« On ne nous écoute pas » : la complainte des scientifiques sur la fonte de l’Antarctique
Pour la troisième année consécutive, le niveau des glaces de l’Antarctique a atteint un plus bas, mais les conséquences désastreuses de cette situation « ne semblent pas d’importance pour la population mondiale », se lamente le géologue Miguel Angel de Pablo : « les scientifiques, on ne nous écoute pas ».
« Les équipes qui étudient les glaciers antarctiques constatent une accélération généralisée de la perte de masse des glaciers (…) ce qui provoque un déséquilibre et les glaciers » perdent leur volume « beaucoup plus rapidement », explique à l’AFP le géologue espagnol sur l’île de Livingston, à près de 1000 kilomètres des côtes du sud du Chili. Professeur à l’université d’Alcala de Madrid, M. de Pablo étudie depuis 16 ans les caractéristiques des sols gelés de l’Antarctique, affectés par la crise climatique provoquée par l’émission massive de gaz à effet de serre.« Le problème, c’est qu’il n’est pas facile de se remettre de ces dégradations. Même si aujourd’hui on arrêtait tout, si on changeait notre rythme de vie dans les sociétés occidentales, demain les glaciers ne cesseraient pas de se dégrader, ni les sols gelés d’être perdus, ni les écosystèmes d’être affectés », dit-il, se disant « très inquiet ».

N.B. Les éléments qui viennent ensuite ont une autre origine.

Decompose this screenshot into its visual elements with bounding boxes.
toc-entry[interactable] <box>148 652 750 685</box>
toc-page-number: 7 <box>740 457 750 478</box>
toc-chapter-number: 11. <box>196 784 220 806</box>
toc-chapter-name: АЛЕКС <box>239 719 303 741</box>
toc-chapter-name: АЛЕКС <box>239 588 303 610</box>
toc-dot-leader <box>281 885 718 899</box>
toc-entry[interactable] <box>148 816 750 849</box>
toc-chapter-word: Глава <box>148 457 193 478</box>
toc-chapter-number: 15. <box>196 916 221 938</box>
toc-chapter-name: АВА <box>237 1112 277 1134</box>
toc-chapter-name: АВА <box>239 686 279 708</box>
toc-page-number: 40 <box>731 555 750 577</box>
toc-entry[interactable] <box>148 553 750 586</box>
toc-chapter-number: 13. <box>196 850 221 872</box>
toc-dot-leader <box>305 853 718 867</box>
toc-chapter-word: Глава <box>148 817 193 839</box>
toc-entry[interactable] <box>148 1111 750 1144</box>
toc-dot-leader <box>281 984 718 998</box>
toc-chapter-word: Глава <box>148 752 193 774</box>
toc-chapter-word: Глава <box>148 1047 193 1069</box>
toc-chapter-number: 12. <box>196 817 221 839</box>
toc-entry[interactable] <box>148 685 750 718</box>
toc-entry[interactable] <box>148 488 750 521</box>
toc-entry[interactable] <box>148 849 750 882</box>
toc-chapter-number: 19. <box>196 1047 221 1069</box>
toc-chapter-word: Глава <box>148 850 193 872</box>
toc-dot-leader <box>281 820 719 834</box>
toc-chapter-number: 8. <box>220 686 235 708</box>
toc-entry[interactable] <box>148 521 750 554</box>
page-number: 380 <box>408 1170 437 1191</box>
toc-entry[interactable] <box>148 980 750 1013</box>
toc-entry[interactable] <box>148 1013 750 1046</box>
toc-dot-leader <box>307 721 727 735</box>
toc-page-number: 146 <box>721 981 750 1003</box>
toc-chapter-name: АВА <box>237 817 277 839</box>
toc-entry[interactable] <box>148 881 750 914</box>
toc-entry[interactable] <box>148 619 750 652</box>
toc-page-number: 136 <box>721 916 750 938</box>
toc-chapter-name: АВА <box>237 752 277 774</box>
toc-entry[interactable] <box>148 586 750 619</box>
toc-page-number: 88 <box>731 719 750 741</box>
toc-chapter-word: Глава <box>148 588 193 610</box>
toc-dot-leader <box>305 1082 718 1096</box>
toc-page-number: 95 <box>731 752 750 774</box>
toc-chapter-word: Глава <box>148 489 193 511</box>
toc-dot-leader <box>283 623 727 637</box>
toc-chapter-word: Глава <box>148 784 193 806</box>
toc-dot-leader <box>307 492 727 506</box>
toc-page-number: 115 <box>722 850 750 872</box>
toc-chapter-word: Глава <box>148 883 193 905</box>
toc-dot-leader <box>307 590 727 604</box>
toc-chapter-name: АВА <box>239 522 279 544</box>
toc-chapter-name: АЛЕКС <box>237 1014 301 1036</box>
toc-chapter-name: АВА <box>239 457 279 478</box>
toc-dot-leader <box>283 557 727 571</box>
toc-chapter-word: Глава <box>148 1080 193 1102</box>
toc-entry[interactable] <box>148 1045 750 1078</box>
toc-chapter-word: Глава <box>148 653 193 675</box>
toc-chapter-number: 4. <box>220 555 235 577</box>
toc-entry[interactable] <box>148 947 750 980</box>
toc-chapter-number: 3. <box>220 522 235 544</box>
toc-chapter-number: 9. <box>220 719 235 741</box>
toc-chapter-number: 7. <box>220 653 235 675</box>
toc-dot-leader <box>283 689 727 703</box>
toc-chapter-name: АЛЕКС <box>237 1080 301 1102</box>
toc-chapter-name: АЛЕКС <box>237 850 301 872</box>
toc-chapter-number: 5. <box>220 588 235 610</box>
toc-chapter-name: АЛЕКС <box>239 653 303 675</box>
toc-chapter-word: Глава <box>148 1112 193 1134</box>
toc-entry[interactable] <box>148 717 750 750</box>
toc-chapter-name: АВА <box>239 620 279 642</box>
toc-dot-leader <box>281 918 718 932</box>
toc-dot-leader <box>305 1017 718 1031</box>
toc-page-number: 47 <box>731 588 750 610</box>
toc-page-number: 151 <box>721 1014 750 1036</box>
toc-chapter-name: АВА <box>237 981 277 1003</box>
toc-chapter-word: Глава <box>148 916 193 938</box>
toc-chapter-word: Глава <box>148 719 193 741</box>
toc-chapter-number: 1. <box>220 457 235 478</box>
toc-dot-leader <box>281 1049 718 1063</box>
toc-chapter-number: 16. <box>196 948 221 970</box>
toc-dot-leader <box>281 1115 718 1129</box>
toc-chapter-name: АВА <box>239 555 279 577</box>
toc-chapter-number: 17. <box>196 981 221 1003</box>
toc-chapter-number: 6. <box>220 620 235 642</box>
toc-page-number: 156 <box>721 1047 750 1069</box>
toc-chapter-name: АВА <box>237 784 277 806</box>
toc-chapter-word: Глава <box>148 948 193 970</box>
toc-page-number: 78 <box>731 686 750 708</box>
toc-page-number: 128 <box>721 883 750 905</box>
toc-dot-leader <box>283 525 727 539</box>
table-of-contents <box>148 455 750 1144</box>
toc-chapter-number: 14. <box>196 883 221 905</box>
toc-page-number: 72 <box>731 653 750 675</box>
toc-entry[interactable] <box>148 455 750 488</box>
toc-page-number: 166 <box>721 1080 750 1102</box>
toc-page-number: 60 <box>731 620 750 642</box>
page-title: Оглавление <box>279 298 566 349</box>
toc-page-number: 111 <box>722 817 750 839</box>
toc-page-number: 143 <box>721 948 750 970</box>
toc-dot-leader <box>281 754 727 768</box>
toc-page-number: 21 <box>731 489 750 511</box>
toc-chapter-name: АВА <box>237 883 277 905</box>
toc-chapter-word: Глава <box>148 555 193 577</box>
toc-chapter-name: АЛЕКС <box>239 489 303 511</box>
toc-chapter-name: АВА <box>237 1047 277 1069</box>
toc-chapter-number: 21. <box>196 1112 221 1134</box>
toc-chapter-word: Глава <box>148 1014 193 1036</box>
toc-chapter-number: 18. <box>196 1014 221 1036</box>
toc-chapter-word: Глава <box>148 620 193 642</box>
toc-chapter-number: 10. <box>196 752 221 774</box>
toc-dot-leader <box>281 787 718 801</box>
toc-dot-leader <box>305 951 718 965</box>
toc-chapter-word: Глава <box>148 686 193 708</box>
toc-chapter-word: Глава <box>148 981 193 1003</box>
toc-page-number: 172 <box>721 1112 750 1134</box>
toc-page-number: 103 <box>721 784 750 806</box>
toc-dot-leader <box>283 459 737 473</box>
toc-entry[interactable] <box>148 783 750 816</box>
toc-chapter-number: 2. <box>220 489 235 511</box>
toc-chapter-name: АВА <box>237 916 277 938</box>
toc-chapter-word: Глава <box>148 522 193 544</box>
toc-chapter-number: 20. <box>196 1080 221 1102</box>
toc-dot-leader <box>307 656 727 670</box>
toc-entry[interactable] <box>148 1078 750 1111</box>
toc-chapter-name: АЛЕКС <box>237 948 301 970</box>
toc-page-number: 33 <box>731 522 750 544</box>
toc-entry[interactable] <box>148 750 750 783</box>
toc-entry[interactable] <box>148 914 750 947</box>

« Nous avons beau multiplier les avertissements pour sensibiliser la société à ce qui se passe, il me semble que nous les scientifiques on ne nous écoute pas, que nous sommes alarmistes, alors que ce n’est pas la réalité, on dit simplement ce qu’on voit », ajoute le chercheur sur ce complexe insulaire de
South Shetland de la péninsule antarctique.
Au cours des trois derniers mois de février, pendant l’été austral, l’étendue de glace du continent blanc a été inférieure à deux millions de kilomètres carrés, selon le National Snow and Ice Data Centre aux Etats-Unis. Des données chiffrées sans précédent. « Depuis août 2016, la tendance de l’étendue de la mer de glace en Antarctique a fortement diminué presque tous les mois », souligne l’institut. « Il y a une accélération générale de la perte de masse des glaciers », affirme M. de Pablo à côté de la base espagnole Juan Carlos I, sur une plage de sable noir entourée de nombreux blocs de glace flottant sur la mer.
« On trouve des icebergs minces qui sont simplement le résultat de la rupture de la glace qui se forme en hiver, ce qui n’est pas inquiétant et est normal. Le problème, c’est quand on trouve de gros icebergs, car cela indique que la banquise est en train de se briser », dit-il.
« Penser aux générations suivantes »
Pour certains scientifiques, la surveillance satellitaire de l’Antarctique n’est pas suffisante pour déterminer avec certitude le lien entre le réchauffement climatique et la fonte des glaces de ce côté du continent, comme c’est le cas dans l’Arctique.
Mais pour M. de Pablo, la principale raison est bien « le réchauffement climatique ». « Il réchauffe une partie de la glace à la surface (…) et également les océans ». Et si l’eau est plus chaude, les glaciers de l’Antarctique « se réchauffent en dessous et fondent beaucoup plus vite ».
Selon une étude de l’Agence spatiale européenne publiée en octobre 2023, quelque 40% des glaces flottantes du continent blanc ont vu leur volume diminuer « de manière significative » au cours des 25 dernières années. Ce phénomène a des « implications » telles que l’élévation du niveau de la mer, les changements de salinité des océans dus à l’introduction d’eau douce et l’évolution des températures, note M. de Pablo. « Nous influençons les courants et la façon dont les océans régulent le climat. Donc, même si nous sommes loin de toute partie habitée de la planète, en réalité, ce qui se passe en Antarctique affecte tout » dans le reste du monde, insiste-t-il.
Pour lutter contre le réchauffement climatique, les experts recommandent notamment de réduire les combustibles fossiles, de favoriser les énergies renouvelables, de mettre un terme à la déforestation, de recycler et de prendre soin de l’eau.
« Nous devons nous demander si les rythmes de vie et la manière dont nous vivons au quotidien en valent vraiment la peine, parce qu’au bout du compte, nous allons perdre la planète, il n’y aura pas de deuxième planète, et nous devons penser à notre avenir, à nos descendants et aux générations suivantes », prévient-il.